That would be a win for Coinbase, which was expected to report a steeper slowdown in trading volume from the first quarter. Dolev raised his fiscal 2021 revenue estimate to $5.6 billion, from $5.1 billion, and increased his price target on the stock to $315 from $285.
But the analyst kept a Neutral rating, saying he’s “cautious” on the medium term outlook. And he joins a few other analysts who aren’t convinced there’s much upside in the shares. Bernstein Research’s Harshita Rawat, for instance, launched on Coinbase last week with a Market Perform rating and $250 target. Keefe, Bruyette & Woods analyst
Kyle Voigt
has a Hold on the stock and a $325 target.

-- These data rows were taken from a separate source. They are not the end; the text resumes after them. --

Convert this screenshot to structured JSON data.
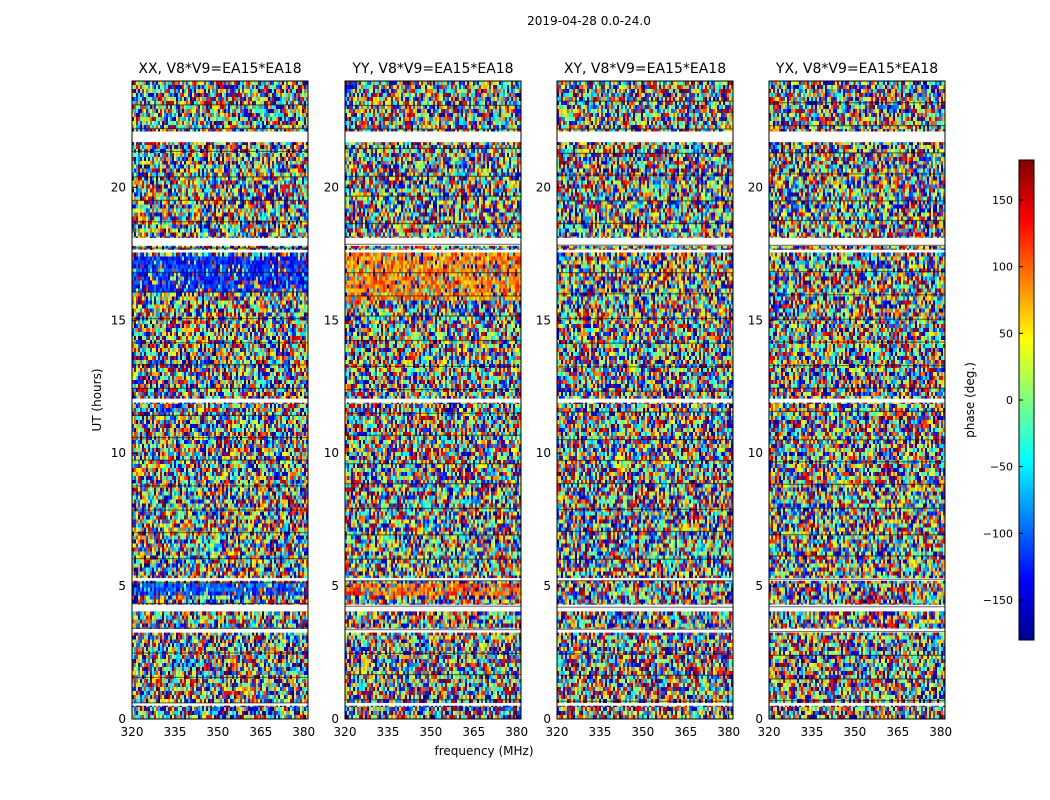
{
  "figure": {
    "suptitle": "2019-04-28 0.0-24.0"
  },
  "chart_data": [
    {
      "type": "heatmap",
      "title": "XX, V8*V9=EA15*EA18",
      "xlabel": "",
      "ylabel": "UT (hours)",
      "xlim": [
        320,
        381.5
      ],
      "ylim": [
        0,
        24
      ],
      "xticks": [
        "320",
        "335",
        "350",
        "365",
        "380"
      ],
      "yticks": [
        "0",
        "5",
        "10",
        "15",
        "20"
      ],
      "value": "phase (deg.)",
      "features": [
        {
          "ut": [
            16.0,
            17.4
          ],
          "phase_deg": -120
        },
        {
          "ut": [
            4.6,
            5.1
          ],
          "phase_deg": -110
        }
      ]
    },
    {
      "type": "heatmap",
      "title": "YY, V8*V9=EA15*EA18",
      "xlabel": "frequency (MHz)",
      "ylabel": "",
      "xlim": [
        320,
        381.5
      ],
      "ylim": [
        0,
        24
      ],
      "xticks": [
        "320",
        "335",
        "350",
        "365",
        "380"
      ],
      "yticks": [
        "0",
        "5",
        "10",
        "15",
        "20"
      ],
      "value": "phase (deg.)",
      "features": [
        {
          "ut": [
            15.8,
            17.5
          ],
          "phase_deg": 90
        },
        {
          "ut": [
            4.7,
            5.1
          ],
          "phase_deg": 100
        }
      ]
    },
    {
      "type": "heatmap",
      "title": "XY, V8*V9=EA15*EA18",
      "xlabel": "",
      "ylabel": "",
      "xlim": [
        320,
        381.5
      ],
      "ylim": [
        0,
        24
      ],
      "xticks": [
        "320",
        "335",
        "350",
        "365",
        "380"
      ],
      "yticks": [
        "0",
        "5",
        "10",
        "15",
        "20"
      ],
      "value": "phase (deg.)",
      "features": []
    },
    {
      "type": "heatmap",
      "title": "YX, V8*V9=EA15*EA18",
      "xlabel": "",
      "ylabel": "",
      "xlim": [
        320,
        381.5
      ],
      "ylim": [
        0,
        24
      ],
      "xticks": [
        "320",
        "335",
        "350",
        "365",
        "380"
      ],
      "yticks": [
        "0",
        "5",
        "10",
        "15",
        "20"
      ],
      "value": "phase (deg.)",
      "features": []
    }
  ],
  "colorbar": {
    "label": "phase (deg.)",
    "range": [
      -180,
      180
    ],
    "ticks": [
      "150",
      "100",
      "50",
      "0",
      "−50",
      "−100",
      "−150"
    ],
    "tick_values": [
      150,
      100,
      50,
      0,
      -50,
      -100,
      -150
    ],
    "colormap": "jet",
    "flagged_bands_ut": [
      [
        21.7,
        22.1
      ],
      [
        17.8,
        18.1
      ],
      [
        17.55,
        17.65
      ],
      [
        11.9,
        12.05
      ],
      [
        5.2,
        5.3
      ],
      [
        4.05,
        4.3
      ],
      [
        3.25,
        3.4
      ],
      [
        0.5,
        0.6
      ]
    ]
  }
}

The headwind for Coinbase isn’t trading volumes, the price of Bitcoin (BTC) or other cryptos, or the growing acceptance of crypto as a currency that can be used for purchases at retail. Auction house Sotheby’s, for instance, said Tuesday that it would start accepting payment for artworks in Ether (ETC) or Bitcoin through a partnership with Coinbase. The first auction will be a piece by the artist Banksy, set to be sold on May 12. Bidding starts at $3 million.

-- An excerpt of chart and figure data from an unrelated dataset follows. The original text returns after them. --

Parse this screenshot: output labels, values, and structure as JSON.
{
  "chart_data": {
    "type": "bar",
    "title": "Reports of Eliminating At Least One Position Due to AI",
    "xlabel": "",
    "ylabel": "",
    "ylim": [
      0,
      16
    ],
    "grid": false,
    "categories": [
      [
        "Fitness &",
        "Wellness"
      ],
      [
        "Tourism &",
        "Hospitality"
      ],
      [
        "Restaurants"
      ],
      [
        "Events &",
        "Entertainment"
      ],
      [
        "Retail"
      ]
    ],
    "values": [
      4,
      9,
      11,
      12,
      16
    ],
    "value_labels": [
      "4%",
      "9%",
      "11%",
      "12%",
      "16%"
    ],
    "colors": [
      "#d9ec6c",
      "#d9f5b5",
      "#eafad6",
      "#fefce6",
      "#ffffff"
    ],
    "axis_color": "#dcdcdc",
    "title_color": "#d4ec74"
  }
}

The challenge for Coinbase is to protect its commissions as other trading platforms go after the same retail market. Consequently, Coinbase might have to cut its commissions to stay competitive—and that would mean a drop in profit margins.

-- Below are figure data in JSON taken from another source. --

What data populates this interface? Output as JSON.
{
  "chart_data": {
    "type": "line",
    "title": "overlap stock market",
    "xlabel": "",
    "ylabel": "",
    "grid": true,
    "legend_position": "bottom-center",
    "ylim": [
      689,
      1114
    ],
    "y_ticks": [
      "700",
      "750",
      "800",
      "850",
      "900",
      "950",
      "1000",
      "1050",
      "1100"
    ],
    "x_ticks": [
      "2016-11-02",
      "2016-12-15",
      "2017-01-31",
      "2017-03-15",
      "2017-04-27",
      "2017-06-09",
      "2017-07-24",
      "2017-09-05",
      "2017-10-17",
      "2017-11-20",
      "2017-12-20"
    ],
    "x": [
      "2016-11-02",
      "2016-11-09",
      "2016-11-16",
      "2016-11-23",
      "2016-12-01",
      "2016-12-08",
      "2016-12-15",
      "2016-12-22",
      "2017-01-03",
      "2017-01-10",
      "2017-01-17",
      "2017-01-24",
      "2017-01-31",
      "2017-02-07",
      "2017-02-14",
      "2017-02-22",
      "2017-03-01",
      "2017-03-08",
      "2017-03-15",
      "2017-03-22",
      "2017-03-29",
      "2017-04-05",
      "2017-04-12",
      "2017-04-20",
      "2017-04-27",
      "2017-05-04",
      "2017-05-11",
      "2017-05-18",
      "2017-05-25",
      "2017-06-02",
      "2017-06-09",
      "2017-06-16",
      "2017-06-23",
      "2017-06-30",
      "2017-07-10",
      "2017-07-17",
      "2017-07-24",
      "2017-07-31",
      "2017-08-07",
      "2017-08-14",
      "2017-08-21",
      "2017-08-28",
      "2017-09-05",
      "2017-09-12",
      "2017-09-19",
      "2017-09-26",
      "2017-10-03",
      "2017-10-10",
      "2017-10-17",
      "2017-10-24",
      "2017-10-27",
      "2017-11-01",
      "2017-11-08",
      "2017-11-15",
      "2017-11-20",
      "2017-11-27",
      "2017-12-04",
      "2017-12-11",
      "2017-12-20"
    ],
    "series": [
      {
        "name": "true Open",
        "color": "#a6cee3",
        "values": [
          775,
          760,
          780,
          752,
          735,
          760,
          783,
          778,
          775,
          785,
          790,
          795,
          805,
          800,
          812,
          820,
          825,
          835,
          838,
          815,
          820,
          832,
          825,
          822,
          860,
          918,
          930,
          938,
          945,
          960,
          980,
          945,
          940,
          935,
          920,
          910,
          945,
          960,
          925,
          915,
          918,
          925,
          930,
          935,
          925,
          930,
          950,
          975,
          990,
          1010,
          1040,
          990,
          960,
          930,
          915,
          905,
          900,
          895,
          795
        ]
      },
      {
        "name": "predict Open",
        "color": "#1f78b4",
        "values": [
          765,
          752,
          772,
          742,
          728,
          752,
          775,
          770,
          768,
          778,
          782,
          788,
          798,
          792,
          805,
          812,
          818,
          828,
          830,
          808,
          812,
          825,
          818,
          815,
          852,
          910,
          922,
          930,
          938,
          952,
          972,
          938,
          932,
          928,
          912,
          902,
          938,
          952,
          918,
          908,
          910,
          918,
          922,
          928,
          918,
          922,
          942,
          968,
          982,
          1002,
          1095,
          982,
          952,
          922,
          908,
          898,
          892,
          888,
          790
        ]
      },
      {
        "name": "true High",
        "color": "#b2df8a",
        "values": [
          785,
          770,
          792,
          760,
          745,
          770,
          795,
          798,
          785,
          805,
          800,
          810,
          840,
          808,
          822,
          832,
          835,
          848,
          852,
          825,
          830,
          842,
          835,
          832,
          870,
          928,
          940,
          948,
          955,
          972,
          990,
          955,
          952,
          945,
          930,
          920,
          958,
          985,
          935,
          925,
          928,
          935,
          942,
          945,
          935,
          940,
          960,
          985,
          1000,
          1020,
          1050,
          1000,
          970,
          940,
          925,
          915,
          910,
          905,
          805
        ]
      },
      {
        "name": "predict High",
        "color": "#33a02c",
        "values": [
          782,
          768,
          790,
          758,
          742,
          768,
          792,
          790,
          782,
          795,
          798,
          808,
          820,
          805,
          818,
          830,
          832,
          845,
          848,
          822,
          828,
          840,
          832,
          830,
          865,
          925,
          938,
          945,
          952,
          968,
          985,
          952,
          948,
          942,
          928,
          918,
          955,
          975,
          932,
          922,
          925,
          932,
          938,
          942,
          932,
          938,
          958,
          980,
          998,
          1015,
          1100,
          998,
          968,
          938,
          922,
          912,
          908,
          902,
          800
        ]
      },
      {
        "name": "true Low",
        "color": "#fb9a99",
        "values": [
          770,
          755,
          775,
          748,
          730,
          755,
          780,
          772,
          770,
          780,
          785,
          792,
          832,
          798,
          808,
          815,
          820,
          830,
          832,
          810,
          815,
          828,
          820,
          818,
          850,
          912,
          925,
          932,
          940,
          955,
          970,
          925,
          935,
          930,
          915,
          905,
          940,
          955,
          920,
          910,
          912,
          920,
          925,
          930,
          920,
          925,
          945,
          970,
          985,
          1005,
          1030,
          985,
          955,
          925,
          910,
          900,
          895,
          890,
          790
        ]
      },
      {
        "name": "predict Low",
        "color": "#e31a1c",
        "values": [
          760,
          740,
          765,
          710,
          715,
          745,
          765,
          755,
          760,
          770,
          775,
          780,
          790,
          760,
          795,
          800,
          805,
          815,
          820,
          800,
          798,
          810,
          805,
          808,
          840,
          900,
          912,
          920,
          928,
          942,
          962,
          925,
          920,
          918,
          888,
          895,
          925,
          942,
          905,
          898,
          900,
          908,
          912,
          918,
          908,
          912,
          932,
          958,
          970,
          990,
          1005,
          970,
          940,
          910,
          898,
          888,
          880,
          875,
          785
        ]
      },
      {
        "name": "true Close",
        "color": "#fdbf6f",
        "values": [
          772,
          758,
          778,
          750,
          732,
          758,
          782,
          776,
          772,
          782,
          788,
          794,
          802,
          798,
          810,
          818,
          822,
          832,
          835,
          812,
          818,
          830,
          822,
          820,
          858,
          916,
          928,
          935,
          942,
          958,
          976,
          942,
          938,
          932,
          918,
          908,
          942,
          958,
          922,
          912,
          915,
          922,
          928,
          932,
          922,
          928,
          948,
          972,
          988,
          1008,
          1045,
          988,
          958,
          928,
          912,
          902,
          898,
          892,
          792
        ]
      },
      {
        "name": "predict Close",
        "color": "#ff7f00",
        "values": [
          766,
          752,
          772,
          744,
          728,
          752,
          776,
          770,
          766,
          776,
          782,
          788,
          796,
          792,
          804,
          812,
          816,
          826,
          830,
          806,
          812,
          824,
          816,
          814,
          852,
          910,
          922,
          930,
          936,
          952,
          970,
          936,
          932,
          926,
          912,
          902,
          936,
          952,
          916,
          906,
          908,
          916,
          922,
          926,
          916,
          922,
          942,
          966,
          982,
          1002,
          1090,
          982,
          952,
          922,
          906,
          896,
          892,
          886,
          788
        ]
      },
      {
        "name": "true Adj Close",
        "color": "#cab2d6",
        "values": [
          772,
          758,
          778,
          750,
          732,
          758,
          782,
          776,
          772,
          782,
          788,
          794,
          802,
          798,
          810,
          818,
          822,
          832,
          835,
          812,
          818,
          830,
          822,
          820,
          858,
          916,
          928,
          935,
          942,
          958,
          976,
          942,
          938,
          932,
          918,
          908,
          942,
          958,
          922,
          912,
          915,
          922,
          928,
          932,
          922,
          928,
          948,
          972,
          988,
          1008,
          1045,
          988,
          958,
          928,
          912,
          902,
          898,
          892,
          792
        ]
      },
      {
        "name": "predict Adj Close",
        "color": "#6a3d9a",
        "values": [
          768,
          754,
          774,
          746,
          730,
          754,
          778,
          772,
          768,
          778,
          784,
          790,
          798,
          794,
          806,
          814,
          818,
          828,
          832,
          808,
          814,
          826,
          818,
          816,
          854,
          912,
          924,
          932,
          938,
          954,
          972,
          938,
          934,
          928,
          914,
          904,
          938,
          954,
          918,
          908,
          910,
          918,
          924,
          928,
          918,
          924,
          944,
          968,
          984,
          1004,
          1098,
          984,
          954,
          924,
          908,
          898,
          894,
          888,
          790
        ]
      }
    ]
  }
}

“With over 80% of total revenue reliant on retail transaction fees, significant user overlap with
PayPal
and Square’s Cash App, and high user sensitivity to transaction fees, the specter of downward pressure on commissions is a concern,” Dolev wrote in a note on Tuesday.
PayPal
(PYPL) and
Square
(SQ) are both marketing their apps to crypto investors or people who just want to dabble with a few bucks in their digital wallets. They view crypto as an “engagement” tool for the payment apps, noted Dolev, while Coinbase earns the bulk of its revenue from commissions.
Trading crypto on Coinbase is pricey by equity market standards, which is commission-free on most discount brokerages. Coinbase charges a base rate of 4% on all transactions, though it cuts the rate to 1.49% for traders who fund their purchase from a bank account or Coinbase digital wallet. If a trader uses a debit card or PayPal account to fund a crypto purchase, however, the transaction fee is 3.99%.
PayPal’s trading fee is 2.3% for crypto purchases of $25 to $100, going down to 1.50% for purchases over $1,000.
Square charges variable fees, based on market activity and price volatility of Bitcoin. The company makes money off the spread, or the difference in price between its purchase of the crypto asset and sale price.
Robinhood, which is gearing up to go public, says crypto investing is commission-free on its app. The brokerage says it earns money on crypto-trading through “rebates and “pass on fees” from other trading venues.
Some of that commission pressure is already baked into analysts’ estimates for Coinbase. The company is expected to report GAAP earnings of $6.91 a share this year and $3.37 in 2022, going down to $2.68 in 2023, according to FactSet. With EPS heading lower, investors are now paying 76 times 2022 estimated earnings or 12 times sales, steep multiples compared to other exchanges.